Mao Zedong (毛泽东), Schnee
Land im Norden,
hundert Reisestunden eingeschlossen in Eis,
und tausend Meilen Schneewirbel.
Beiderseits der Großen Mauer
nur weiße Unendlichkeit.
Der ganze Gelbe Fluss
stockt.
Die Rücken der Berge tanzende Silberschlangen,
die Kuppen stürmende Elefanten wie aus Wachs,
mit den Wolken um die Wette laufend.
In der Sonne schimmert rot
das weiß gekleidete Land
im Zauberzauber.
Mein Land, so reich an Schönheit,
zwang ungezählte Helden, ihm zu huldigen.
Doch leider waren Qin Shihuang und Han Wudi
so ziemlich ungebildet,
und Tang Taizong und Song Taizu
in ihrer Seele frei von Poesie.
Dschingis Khan,
ein stolzer Sohn des Himmels,
konnte mit dem Bogen nur auf große Adler schießen.

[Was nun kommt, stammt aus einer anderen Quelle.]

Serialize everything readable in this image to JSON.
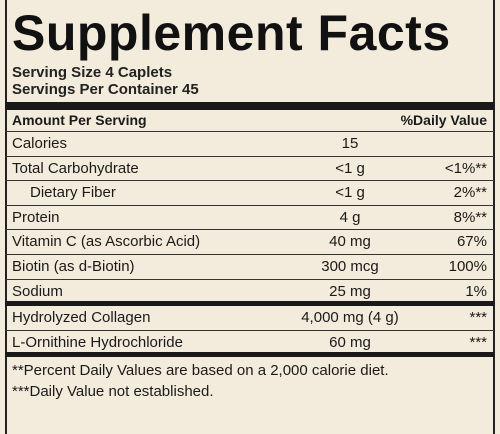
{
  "title": "Supplement Facts",
  "serving_size": "Serving Size 4 Caplets",
  "servings_per_container": "Servings Per Container 45",
  "header": {
    "amount": "Amount Per Serving",
    "daily_value": "%Daily Value"
  },
  "sections": [
    [
      {
        "name": "Calories",
        "amount": "15"
      },
      {
        "name": "Total Carbohydrate",
        "amount": "<1 g",
        "dv": "<1%**",
        "subrows": [
          {
            "name": "Dietary Fiber",
            "amount": "<1 g",
            "dv": "2%**"
          }
        ]
      },
      {
        "name": "Protein",
        "amount": "4 g",
        "dv": "8%**"
      },
      {
        "name": "Vitamin C (as Ascorbic Acid)",
        "amount": "40 mg",
        "dv": "67%"
      },
      {
        "name": "Biotin (as d-Biotin)",
        "amount": "300 mcg",
        "dv": "100%"
      },
      {
        "name": "Sodium",
        "amount": "25 mg",
        "dv": "1%"
      }
    ],
    [
      {
        "name": "Hydrolyzed Collagen",
        "amount": "4,000 mg (4 g)",
        "dv": "***"
      },
      {
        "name": "L-Ornithine Hydrochloride",
        "amount": "60 mg",
        "dv": "***"
      }
    ]
  ],
  "footnotes": [
    "**Percent Daily Values are based on a 2,000 calorie diet.",
    "***Daily Value not established."
  ]
}
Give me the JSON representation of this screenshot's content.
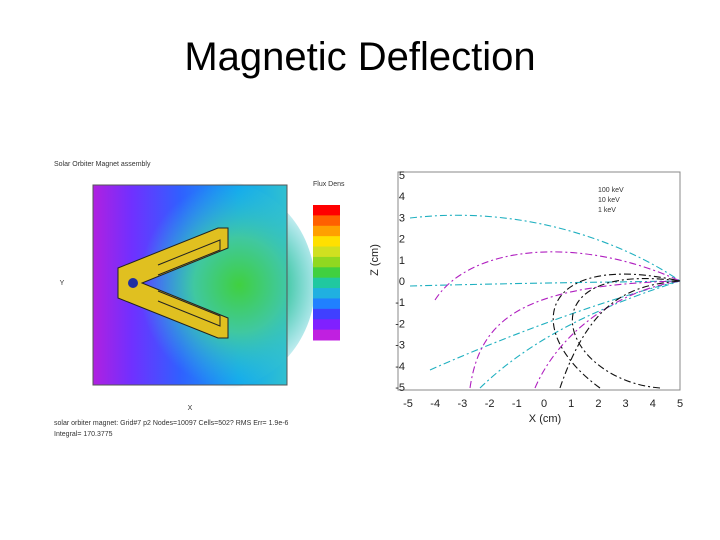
{
  "title": "Magnetic Deflection",
  "left_figure": {
    "title": "Solar Orbiter Magnet assembly",
    "colorbar_label": "Flux Dens",
    "x_label": "X",
    "y_label": "Y",
    "caption": [
      "solar orbiter magnet: Grid#7 p2 Nodes=10097 Cells=502? RMS Err= 1.9e-6",
      "Integral= 170.3775"
    ]
  },
  "right_figure": {
    "x_label": "X (cm)",
    "y_label": "Z (cm)",
    "xticks": [
      -5,
      -4,
      -3,
      -2,
      -1,
      0,
      1,
      2,
      3,
      4,
      5
    ],
    "yticks": [
      5,
      4,
      3,
      2,
      1,
      0,
      -1,
      -2,
      -3,
      -4,
      -5
    ],
    "legend": [
      "100 keV",
      "10 keV",
      "1 keV"
    ]
  }
}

Sie alle sind dahin – aus und vorbei ...
Wahrhaft freie Menschen
siehst du nur in unserer Zeit.
Mit diesem im Februar 1936 entstandenen Gedicht errang Mao die Hochachtung vor allem der akademisch gebildeten Chinesen. Mao schuf ein Gedicht, „in dem die ganze Geschichte seines Landes, alle seine Mythen und seine Landschaften inbegriffen sind, ein Gedicht, das an Intensität Hölderlins ‚Patmos’ vergleichbar ist, in dem die Geschichte und die Mythen Europas vom Feuer der Dichtung durchglüht und in einem kurzen Augenblick ewig zu leuchten scheinen. ... Mao hat darin erreicht, mit einer ganz geringen Zahl von Worten ein vollständiges Bild der chinesischen Szenerie zu geben, und das auf Grund einer nur ihm eigenen Methode. Ganz langsam fügt er Bild an Bild, um den lebendigen Eindruck, den er vermitteln will, zu erzielen, und er krönt ihn in der letzten Zeile. Diese Methode ist in der chinesischen Lyrik neu, und sie kennt wenig vergleichbare Gipfelpunkte.“ (R. Payne, Mao Tse-tung, Hamburg 1951, S. 304ff.) Die fünf genannten Herrscher-Namen stehen für eine Vergangenheit, die endlich überwunden werden muss.
Kommentare zu diesem Kolumnenbeitrag
(05.06.15)
Dieser starke Vergleich ist der Schlüssel für deine schöne gleichnishafte Erzählung über Baos erste Reise nach Peking.
Das Mao Gedicht ist verliert nichts in der/den Übersetzungen (habe eine deutsche, italienische und chinesische Ausgabe seiner Gedicht hier).
Das hier war mein Übersetzung im Rahmen einer Uni-Hausarbeit mit dem Thema "Qianlong und Mao - Versuch eines historischen Vergleiches
über ihre Lyrik":
„Schnee“
Das Nördliche Land:
Tausend Meilen eisige Starre,
zehntausend Meilen schneeverweht.
Beide Seiten der Großen Mauer,
es bleibt nur weiße Ödnis.
Von Quell zu Mündung, der Gelbe Fluss steht still.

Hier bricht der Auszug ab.